Esta cantina, la segunda con licencia de la ciudad si la memoria no me falla, ofrecía una botana singular, propia, en un espacio alejado de lujos y parafernalias de otros negocios. Sus guisos, sustentados en el cerdo, no los he probado en otras cantinas. Botana, no platos de comida, servida en pequeños recipientes que esperé siempre como si fuera la primera vez que la degustara. Una expectativa, con innegable tono ritual, resuelta con la satisfacción de quienes consideramos el acto de comer algo más que una acción para saciar una necesidad vital.

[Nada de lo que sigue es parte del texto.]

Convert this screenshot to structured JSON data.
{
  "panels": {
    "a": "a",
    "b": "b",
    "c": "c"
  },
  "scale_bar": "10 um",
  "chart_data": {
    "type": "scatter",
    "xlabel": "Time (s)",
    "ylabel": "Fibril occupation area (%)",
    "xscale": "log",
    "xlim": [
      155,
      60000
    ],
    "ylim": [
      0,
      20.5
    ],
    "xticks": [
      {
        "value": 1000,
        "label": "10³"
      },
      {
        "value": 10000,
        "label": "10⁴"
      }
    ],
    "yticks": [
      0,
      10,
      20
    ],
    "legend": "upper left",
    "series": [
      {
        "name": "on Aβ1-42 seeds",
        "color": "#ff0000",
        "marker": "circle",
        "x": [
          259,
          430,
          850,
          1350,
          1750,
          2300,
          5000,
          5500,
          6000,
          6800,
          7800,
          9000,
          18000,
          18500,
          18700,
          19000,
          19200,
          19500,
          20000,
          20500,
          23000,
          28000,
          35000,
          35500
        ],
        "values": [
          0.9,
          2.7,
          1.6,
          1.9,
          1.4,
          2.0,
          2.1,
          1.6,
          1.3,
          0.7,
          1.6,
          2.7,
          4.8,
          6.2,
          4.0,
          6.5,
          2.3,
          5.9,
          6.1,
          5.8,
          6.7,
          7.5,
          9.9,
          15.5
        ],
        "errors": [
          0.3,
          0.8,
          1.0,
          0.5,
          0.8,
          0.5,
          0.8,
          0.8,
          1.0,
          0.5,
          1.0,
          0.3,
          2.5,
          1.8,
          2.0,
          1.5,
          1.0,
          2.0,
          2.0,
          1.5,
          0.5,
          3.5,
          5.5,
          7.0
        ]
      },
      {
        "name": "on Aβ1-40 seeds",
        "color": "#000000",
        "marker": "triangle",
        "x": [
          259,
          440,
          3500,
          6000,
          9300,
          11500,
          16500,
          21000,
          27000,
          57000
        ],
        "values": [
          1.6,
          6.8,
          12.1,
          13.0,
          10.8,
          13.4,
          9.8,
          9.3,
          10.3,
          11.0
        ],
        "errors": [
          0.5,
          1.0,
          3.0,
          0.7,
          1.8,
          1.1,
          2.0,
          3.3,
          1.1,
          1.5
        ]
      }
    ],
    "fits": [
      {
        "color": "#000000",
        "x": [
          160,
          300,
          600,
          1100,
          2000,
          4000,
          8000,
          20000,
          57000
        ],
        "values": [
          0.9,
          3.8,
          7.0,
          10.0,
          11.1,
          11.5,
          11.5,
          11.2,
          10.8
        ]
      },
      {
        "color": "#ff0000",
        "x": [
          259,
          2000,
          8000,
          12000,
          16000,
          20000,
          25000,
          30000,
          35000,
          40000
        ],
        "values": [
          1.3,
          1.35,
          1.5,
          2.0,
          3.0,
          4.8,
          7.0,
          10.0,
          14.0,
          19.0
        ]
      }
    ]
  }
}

En ese sentido, La Casita de Ladrillo fue un lugar donde la comensalidad se hizo realidad en repetidas ocasiones. El acto de comer no se limita al contenido de los platos y la bebida, también deben tomarse en cuenta las personas que acompañan ese accionar. Por ese motivo la antropología destaca el carácter comunicativo del acto de comer; la socialización que provoca y reafirma. En sus mesas, nada lujosas, compartí los alimentos, platiqué y reí con muchos amigos que todavía están en este mundo y con otros que ya han partido de él. Y también en sus sillas se sentaron muchos visitantes foráneos que, dispuestos a conocer la botana tuxtleca, disfrutaron de nuevos sabores e, incluso, de viejas canciones interpretadas por trovadores que se ganan la vida recorriendo la ciudad y sus cantinas.

Extrañaré platicar con el mencionado Luís, y entrar a saludar a la dueña de La Casa de Ladrillo, doña Miroslava, antes de buscar uno de los rincones de la casa o una mesa del rústico patio, si la meteorología lo permitía. Conocí de sus tristezas y alegrías, como ellos supieron de muchos aspectos de mi vida tuxtleca. Hoy parece que ello no se volverá a repetir. El tiempo pasa, y también pasó para una Casa de Ladrillo engullida por los cambios que ofrecen los nuevos negocios, preocupados por estéticas y parafernalias supuestamente más modernas y juveniles.

Este histórico negocio quedó como un recuerdo de lo que fueron en un tiempo las cantinas tuxtlecas, como otras muchas que poco a poco cierran o cerrarán sus puertas. Clientes históricos y del vecindario fuimos los últimos en traspasar sus puertas movedizas; esas de los retratos añejos y las películas en blanco y negro.

El cierre de La Casita de Ladrillo clausura algo más que un establecimiento donde se despachaba comida y bebida. Con ella se van formas de entender la relación que establecemos con la comida y entre comensales. Se acaba una forma de guisar y unos sabores que no sé si volveré a probar y, sobre todo, desaparece uno de los lugares que daban sentido y me hacían comprender los años vividos en esta ciudad.